If you don’t understand what you’re negotiating for how do you know if you’ve won?
by digby
This piece by Jamelle Bouie on why Trump’s civil war comments are so scary is an important read. He lays out the historical detail around Andrew Jackson and the nullification crisis and the bigger picture about the culture and economy of slavery. He admits that the slave owing Andrew Jackson might have been able to “strike a deal” to avert the civil war temporarily had he been president thirty years later. But it would have had to perpetuate slavery.
Bouie describes something I’ve been thinking about a lot since Trump’s election. He believes he is a “dealmaker” extraordinaire (which we’ve seen is nonsense) who can solve all the world’s intractable problems (including the Israeli-Palestinian conflict) at the negotiating table. But how do you know what “winning” is — even “win-win” — if you don’t understand or care about the outcome? How does this work in politics when you have no morals or principles?
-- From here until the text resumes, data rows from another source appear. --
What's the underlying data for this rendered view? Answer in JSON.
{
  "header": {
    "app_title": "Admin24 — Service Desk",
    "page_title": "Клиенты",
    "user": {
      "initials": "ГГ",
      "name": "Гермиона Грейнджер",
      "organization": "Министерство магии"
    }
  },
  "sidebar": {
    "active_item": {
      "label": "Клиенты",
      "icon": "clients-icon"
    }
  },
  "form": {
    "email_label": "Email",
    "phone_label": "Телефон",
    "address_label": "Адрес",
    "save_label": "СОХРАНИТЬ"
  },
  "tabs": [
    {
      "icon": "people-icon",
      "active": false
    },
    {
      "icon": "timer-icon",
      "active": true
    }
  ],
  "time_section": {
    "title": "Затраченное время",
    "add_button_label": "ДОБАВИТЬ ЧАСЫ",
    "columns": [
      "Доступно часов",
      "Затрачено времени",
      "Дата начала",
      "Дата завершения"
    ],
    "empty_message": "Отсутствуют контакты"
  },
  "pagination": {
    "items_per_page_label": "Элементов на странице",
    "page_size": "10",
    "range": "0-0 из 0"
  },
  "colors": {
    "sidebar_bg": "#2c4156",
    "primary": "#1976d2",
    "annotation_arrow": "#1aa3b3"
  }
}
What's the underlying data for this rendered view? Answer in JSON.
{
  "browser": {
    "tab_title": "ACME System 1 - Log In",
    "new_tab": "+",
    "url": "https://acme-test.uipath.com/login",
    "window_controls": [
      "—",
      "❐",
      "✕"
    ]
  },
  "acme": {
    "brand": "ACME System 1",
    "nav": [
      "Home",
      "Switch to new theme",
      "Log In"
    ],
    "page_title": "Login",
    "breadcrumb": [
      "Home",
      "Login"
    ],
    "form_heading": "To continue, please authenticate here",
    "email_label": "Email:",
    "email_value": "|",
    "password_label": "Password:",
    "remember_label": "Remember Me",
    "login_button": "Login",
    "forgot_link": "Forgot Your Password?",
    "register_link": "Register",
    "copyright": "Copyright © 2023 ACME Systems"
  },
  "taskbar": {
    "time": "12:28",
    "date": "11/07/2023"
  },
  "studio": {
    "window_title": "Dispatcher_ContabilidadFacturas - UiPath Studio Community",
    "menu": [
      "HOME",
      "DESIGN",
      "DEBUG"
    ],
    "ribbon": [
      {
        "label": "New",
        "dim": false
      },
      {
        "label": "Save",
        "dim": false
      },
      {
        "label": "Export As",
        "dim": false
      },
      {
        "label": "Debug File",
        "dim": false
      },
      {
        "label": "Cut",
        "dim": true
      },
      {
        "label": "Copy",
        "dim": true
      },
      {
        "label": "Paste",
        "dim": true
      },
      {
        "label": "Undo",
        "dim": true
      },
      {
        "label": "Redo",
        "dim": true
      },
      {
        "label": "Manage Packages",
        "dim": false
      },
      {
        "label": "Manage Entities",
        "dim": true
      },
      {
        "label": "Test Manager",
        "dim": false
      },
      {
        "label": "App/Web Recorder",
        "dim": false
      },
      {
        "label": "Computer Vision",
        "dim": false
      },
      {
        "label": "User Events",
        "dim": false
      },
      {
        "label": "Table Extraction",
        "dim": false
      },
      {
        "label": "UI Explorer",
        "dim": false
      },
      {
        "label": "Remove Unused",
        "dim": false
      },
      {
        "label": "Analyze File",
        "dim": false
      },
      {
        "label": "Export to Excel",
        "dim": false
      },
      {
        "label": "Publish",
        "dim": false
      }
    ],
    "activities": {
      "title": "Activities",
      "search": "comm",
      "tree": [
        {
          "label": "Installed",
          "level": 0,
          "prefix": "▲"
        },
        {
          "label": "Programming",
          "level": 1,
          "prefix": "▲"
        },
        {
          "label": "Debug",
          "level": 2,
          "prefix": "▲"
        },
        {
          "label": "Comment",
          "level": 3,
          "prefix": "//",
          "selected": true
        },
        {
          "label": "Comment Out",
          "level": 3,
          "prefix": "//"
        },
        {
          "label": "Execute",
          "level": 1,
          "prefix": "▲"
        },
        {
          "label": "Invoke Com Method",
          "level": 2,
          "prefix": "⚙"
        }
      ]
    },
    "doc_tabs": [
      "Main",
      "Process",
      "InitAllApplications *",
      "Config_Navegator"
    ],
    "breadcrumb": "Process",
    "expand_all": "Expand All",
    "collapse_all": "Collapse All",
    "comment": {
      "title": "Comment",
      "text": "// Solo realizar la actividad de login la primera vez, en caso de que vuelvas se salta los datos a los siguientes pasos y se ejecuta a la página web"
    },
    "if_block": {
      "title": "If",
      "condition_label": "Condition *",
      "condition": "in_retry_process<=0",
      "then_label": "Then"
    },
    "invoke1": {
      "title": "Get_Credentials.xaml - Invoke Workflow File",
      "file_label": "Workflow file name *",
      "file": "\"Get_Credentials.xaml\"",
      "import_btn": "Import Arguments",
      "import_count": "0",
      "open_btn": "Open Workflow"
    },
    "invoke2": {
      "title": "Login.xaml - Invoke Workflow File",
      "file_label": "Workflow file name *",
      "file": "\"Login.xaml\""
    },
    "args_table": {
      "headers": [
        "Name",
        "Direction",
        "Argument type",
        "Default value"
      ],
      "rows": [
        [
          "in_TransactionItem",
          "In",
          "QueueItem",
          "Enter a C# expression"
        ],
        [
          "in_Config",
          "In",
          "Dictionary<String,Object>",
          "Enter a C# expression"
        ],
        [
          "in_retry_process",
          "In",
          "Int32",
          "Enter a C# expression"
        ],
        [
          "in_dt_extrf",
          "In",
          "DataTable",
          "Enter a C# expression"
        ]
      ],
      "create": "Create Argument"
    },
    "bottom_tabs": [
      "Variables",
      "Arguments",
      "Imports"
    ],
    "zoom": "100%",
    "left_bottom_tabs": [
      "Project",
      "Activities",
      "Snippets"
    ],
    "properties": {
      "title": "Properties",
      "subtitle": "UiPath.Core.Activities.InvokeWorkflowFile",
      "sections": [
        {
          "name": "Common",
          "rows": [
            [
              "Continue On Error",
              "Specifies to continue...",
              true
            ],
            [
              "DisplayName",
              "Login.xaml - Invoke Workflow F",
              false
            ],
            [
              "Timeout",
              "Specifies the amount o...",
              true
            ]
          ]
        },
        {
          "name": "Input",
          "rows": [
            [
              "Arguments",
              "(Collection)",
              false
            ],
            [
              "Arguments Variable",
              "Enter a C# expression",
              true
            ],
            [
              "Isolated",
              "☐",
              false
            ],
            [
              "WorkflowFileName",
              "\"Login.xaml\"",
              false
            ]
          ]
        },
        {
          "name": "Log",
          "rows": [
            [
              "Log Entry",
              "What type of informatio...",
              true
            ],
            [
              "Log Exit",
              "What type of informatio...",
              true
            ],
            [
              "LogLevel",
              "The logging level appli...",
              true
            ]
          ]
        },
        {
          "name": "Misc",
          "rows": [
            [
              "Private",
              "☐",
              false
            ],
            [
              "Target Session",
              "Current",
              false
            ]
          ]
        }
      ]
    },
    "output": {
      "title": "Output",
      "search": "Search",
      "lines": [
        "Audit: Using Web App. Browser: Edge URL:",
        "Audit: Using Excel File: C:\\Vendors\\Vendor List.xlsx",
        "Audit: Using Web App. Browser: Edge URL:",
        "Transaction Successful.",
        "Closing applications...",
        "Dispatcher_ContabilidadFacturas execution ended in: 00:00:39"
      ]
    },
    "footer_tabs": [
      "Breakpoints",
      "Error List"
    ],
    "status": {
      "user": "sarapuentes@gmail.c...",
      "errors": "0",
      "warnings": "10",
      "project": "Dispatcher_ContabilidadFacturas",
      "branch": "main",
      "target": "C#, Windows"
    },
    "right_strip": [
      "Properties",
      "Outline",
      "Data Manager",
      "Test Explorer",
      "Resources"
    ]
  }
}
That gets to the rub of it all. Trump isn’t wrong to think there was a deal that could have prevented the Civil War. There was. But the price of that deal was the maintenance of slavery; in fact, the strengthening of a monstrous system of violence and exploitation.
That this wasn’t obvious to President Trump—that, judging from his continued tweets on the issue, it still isn’t—is as revealing as it is troubling. It suggests a worldview in which everything can be resolved by deals, where there are no moral stakes or irreconcilable differences, where there aren’t battles that have to be fought for the sake of the nation and its soul. Slavery had to be eradicated, and war was the only option. Any deal that was achievable would have been an immoral maintenance of an abominable status quo.
Likewise, Trump seems to see presidential leadership as a game of dealmaking, where the best and most effective presidents are those that make the most “deals.” But this just isn’t true. Dealmaking and negotiation are part of the job of the presidency, but they have to happen with a purpose in mind; with an idea of the good within reach. Simply striking a deal for the sake of a deal is a recipe for terrible missteps or outright capture by antagonistic interests. Trump’s amoral and opportunistic approach may pay dividends in the world of real estate, but it can bring disaster in government, obscuring real challenges, alienating potential allies, and bringing bad outcomes.
Trump’s entire campaign argument was based upon his alleged talent at dealmaking. I have always wondered just what that means when the person making the deal has no understanding of his ostensible goals or how the deal might affect them if he did. He can be manipulated with flattery by people much smarter than he, who will simply tell him he won when he didn’t. How can he know the difference? He just wants to “win” so a win can literally be anything.
And frankly, the fact the public was so willing to buy the idea that a TV celebrity who says he knows how to make good deals is qualified for the presidency actually says more about us than him. We clearly don’t know what the job is either.